+++ Enthüllt: Neue Bestechungsaffäre von Rüstungskonzern bei CDU Regierungsmitglied +++

Heckler&Koch

Nach Recherchen des ARD-Politik-Magazins „Report Mainz“ soll der deutsche Waffenhersteller Heckler & Koch versucht haben, Bundestagsabgeordnete mit Geldspenden zu bestechen, berichtet „Focus Online“. Diese Information stammt von Emails, die der ehemalige Geschäftsführer Beyeler von Heckler & Koch verschickt hat.
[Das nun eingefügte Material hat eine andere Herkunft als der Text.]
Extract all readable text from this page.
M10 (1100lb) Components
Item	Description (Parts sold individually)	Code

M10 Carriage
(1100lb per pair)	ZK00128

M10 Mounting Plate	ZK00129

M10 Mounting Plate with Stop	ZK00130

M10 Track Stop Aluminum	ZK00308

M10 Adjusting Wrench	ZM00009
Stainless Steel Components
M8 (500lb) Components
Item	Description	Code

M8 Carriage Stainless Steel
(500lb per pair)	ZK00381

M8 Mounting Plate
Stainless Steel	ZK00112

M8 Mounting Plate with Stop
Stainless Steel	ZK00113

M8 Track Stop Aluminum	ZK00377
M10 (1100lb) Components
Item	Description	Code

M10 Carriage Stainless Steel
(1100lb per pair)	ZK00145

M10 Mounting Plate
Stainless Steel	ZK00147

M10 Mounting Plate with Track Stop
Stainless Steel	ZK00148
Durch die Spenden sollte die Entscheidung über den Export von mehreren tausend Sturmgewehren nach Mexiko beeinflusst werden.

Heckler & Koch hatte 2011 eine interne Untersuchung bei dem Wirtschaftsprüfungsunternehmen KPMG in Auftrag gegeben. Der Bericht dieser Untersuchung liegt dem Politik-Magazin „Report Mainz“ vor. Die Untersuchung kam zu dem Schluss, dass der Waffenhersteller zwei FDP Bundestagsabgeordneten, die mit Rüstungsthemen befasst waren, Geld angeboten und dieses auch auf die Konten der Partei überwiesen hat.

Auch der CDU-Kreisverband Rottweil, dessen bekanntestes Mitglied CDU-Fraktionschef im Bundestag Volker Kauder ist, hat Geld von dem Konzern erhalten. Der Firmensitz des Rüstungskonzerns liegt in dessen Wahlkreis. Der damalige Geschäftsführer von Heckler & Koch wandte sich nach der Überweisung an die CDU direkt an Volker Kauder und ersuchte seine Exportgenehmigung für die Sturmgewehre.

Die Staatsanwaltschaft Stuttgart führt gegen ehemalige Mitarbeiter von Heckler & Koch ein Ermittlungsverfahren wegen Bestechung von Politikern. Sie kommt zu dem Schluss, dass es das Ziel der Bestechungen war, von der CDU Genehmigungen für Waffenexporte im Sinne der Rüstungsfirma zu bekommen. Die Ermittlungsverfahren dauern jedoch noch an.

Die bereits 2010 eingeleiteten Ermittlungen gegen Heckler & Koch wegen illegaler Exporte nach Mexiko hatten zum Exportverbot geführt. Das Geschäft kam dadurch nicht zustande. Mehrere Manager des Waffenherstellers stehen derzeit in Stuttgart aufgrund illegaler Waffenexporte vor Gericht. Dem ehemaligen Geschäftsführer wird vorgeworfen, in zwölf Fällen Kriegswaffen ohne behördliche Genehmigung nach Mexiko exportiert zu haben.